So you are following some tutorial on the internet and you used a systemd command like sudo systemctl start.
To your surprise, the command produces the following error:
System has not been booted with systemd as init system (PID 1). Can't operate.
Reason: your Linux system is not using systemd
The reason is that you are trying to use the systemd command to manage services on Linux, but your system is not using systemd and (most likely) is using the classic SysV init system (sysvinit).
But how is this possible? You are using Ubuntu and the guide is also for the same Ubuntu version. Why doesn’t it work for you?
If you are running Ubuntu inside Windows using WSL, you will have SysV instead of systemd and your system will complain when you run the systemctl command (designed for Linux systems with systemd init).
How do you know which init system you are using? You can use this command to find out the name of the process associated with PID 1 (the first process running on your system):
ps -p 1 -o comm=
It should display systemd or sysv (or something like that) in the output.

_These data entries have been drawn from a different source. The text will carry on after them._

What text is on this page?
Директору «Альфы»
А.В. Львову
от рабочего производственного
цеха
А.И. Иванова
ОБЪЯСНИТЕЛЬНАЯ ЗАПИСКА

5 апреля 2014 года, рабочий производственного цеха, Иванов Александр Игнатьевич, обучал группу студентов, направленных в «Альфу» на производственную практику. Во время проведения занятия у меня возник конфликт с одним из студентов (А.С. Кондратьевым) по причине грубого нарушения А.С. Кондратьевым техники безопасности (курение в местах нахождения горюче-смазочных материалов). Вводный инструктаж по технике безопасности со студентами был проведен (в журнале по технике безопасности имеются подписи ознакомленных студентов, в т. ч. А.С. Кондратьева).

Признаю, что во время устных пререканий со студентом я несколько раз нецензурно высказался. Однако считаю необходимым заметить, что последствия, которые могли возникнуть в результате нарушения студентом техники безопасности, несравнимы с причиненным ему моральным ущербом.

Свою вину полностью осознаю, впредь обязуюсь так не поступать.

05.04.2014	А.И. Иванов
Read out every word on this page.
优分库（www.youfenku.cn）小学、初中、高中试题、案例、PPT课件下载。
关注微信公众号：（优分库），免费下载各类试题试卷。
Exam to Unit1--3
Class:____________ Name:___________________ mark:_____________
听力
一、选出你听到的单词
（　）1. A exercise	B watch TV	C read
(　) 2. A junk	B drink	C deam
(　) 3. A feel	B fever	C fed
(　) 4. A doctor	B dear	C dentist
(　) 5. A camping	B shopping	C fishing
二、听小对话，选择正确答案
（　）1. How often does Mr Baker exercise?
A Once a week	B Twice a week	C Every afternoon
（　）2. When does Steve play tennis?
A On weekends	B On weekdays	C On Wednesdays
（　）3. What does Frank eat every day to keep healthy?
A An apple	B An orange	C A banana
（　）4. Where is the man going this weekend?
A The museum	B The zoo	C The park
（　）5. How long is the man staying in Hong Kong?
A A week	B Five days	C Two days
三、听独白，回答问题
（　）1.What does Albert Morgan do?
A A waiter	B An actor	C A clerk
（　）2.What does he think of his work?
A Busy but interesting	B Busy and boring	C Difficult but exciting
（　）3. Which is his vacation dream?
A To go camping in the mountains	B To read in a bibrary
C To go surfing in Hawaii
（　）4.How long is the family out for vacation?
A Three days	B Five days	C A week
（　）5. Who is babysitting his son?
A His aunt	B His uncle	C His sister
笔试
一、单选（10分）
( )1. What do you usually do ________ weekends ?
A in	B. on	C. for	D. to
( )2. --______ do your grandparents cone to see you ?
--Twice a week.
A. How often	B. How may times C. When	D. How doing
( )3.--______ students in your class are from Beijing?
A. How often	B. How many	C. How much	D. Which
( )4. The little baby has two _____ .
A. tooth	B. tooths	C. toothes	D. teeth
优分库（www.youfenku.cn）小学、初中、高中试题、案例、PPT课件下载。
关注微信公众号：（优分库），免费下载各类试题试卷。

How do I fix the “System has not been booted with systemd” error?
The simple answer is not to use the systemctl command. Use the equivalent sysvinit command instead.
It’s not overly complicated and both commands have somewhat similar syntax.
This table should help you.
|systemctl start service_name||service service_name start|
|systemctl stop service_name||service service_name stop|
|systemctl restart service_name||service service_name restart|
|systemctl status service_name||service service_name status|
|systemctl enable service_name||chkconfig service_name on|
|systemctl disable service_name||chkconfig service_name off|
Whichever article you use, try using equivalent commands and you will no longer see the error “System has not been booted with systemd as init system (PID 1). Can’t operate “.